Wily animals, stone cottages and mysterious forests decorate Dawn Candy’s latest ceramic creations. The richly painted vessels and plates in her Stone, Mountain and Lion exhibit at the white gallery in Red Deer, were inspired by her family’s storytelling tradition.

Wily animals, stone cottages and mysterious forests decorate Dawn Candy’s latest ceramic creations.

The richly painted vessels and plates in her Stone, Mountain and Lion exhibit at the white gallery in Red Deer, were inspired by her family’s storytelling tradition.

The images are based on three Brothers Grimm fairy tales that fed Candy’s imagination when she was a child: The Fox and the Little Red Hen, The Wolf and the Seven Little Goats (her mom told her these were lambs), and The Wolf and the Fox.

There’s also an obscure fourth story told by her great-grandmother, called Stone, Mountain and Lion. Its origins are unknown. “I couldn’t find anything like it, except for one Russian fairy tale and it wasn’t even that close,” said Candy, who suspects this tale was cobbled together from several others.

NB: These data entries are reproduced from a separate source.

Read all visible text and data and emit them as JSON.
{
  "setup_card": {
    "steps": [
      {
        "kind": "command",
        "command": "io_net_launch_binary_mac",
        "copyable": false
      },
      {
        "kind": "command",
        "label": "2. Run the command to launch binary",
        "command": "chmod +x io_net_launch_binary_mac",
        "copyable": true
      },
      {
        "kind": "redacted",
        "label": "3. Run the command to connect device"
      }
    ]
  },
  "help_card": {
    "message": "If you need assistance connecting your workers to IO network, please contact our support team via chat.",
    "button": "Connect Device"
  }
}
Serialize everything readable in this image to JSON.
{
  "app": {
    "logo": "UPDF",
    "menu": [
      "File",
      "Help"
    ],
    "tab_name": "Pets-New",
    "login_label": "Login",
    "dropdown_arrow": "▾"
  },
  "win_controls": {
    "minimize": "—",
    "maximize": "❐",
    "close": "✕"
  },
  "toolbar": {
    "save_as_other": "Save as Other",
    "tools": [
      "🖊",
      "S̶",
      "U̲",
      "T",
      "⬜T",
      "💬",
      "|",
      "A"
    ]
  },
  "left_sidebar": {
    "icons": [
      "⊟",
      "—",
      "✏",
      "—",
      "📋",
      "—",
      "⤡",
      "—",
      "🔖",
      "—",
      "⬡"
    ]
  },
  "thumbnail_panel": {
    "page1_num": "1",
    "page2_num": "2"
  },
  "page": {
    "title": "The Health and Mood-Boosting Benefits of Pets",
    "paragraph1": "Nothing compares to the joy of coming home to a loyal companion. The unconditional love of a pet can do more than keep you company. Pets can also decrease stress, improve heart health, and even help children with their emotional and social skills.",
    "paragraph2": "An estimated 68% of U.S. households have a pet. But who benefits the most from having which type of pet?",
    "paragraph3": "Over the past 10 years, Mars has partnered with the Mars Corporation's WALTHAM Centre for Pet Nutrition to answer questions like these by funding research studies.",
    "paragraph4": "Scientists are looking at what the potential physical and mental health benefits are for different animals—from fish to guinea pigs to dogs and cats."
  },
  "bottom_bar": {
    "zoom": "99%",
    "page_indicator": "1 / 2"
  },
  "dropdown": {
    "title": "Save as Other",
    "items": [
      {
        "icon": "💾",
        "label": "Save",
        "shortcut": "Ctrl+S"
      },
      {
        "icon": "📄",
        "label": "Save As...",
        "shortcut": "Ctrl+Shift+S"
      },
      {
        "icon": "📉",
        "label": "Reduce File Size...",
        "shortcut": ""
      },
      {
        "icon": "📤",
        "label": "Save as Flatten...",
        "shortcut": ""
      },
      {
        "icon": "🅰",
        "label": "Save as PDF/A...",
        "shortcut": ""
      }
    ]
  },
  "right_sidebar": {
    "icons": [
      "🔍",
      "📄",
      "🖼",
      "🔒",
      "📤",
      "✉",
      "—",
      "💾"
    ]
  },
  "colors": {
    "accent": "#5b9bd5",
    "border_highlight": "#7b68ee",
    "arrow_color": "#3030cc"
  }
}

Candy’s mom would tell her children stories she learned from her grandmother while they were doing kitchen chores, such as shelling peas for dinner.

Candy remembers being transported to a different time and place — where a wolf could attempt, in ingenious ways, to capture a hen, eat little lambs, or get his foxy accomplice to lead him to a farmer’s stash of steak and pancakes.

Her mom learned these traditional tales back when she was a child in the early 1950s. And Candy’s great-grandmother, Tessie, in turn, learned them from previous recountings in her childhood in the 1920s. The storytelling chain likely leads right back through to the family’s central European origins.

The Red Deer-based ceramicist, who trained at Red Deer College, remembers being most captivated by Stone, Mountain and Lion — a convoluted tale involving three brothers (or friends), who are beset by a Rumpelstiltskin-like greedy old man. After they pin him by his beard, the old man rips it off to make his escape. (This gory part still makes Candy wince).

One of the three brothers track the old man by his trail of blood to underground caves, where three maidens and a stash of gold are discovered. The hero is eventually betrayed by his brothers, but chases them down from the back of an avenging eagle.

The story’s ending depends on the storyteller, said Candy. The betrayers are either killed or forgiven. Sometimes they are banished to an island.

She believes the darkness of these tales is part of their appeal. “There’s something delightful about being scared …”

Candy recounts the plot lines, visually, through painted scenes on a series of plates and wall hangings. “This way, everybody has a piece of the story,” said the artist, who tells of the seven lambs on a ceramic jug and set of cups. Each vessel shows one of the lamb’s hiding places, while a large tray is decorated with the wolf’s image.

Her designs, which were also inspired by her travels in southern France, come through a multi-step process.

Candy throws most of the dimensional pieces on a wheel, then shapes them by hand, including carving out designed borders. She draws the images in pencil, presses in the lines, then treats the clay with wax and paints with underglaze and slip. Clear glazes are applied on top.

The laborious process (“It took me a year to make this body of work,” said Candy of the 35 pieces) produces hazy, dream-like images that suit Candy’s nostalgic recollections of childhood.

The artist, who sells her Little Sister Pottery across the province, hopes viewers will enjoy the exhibit’s playful sense of escapism. “I think people are starting to respect these stories more … There’s a lot to be said, allegorically, through these storytelling methods.”

Her exhibit continues in the gallery accessed through Sunworks to Aug. 28.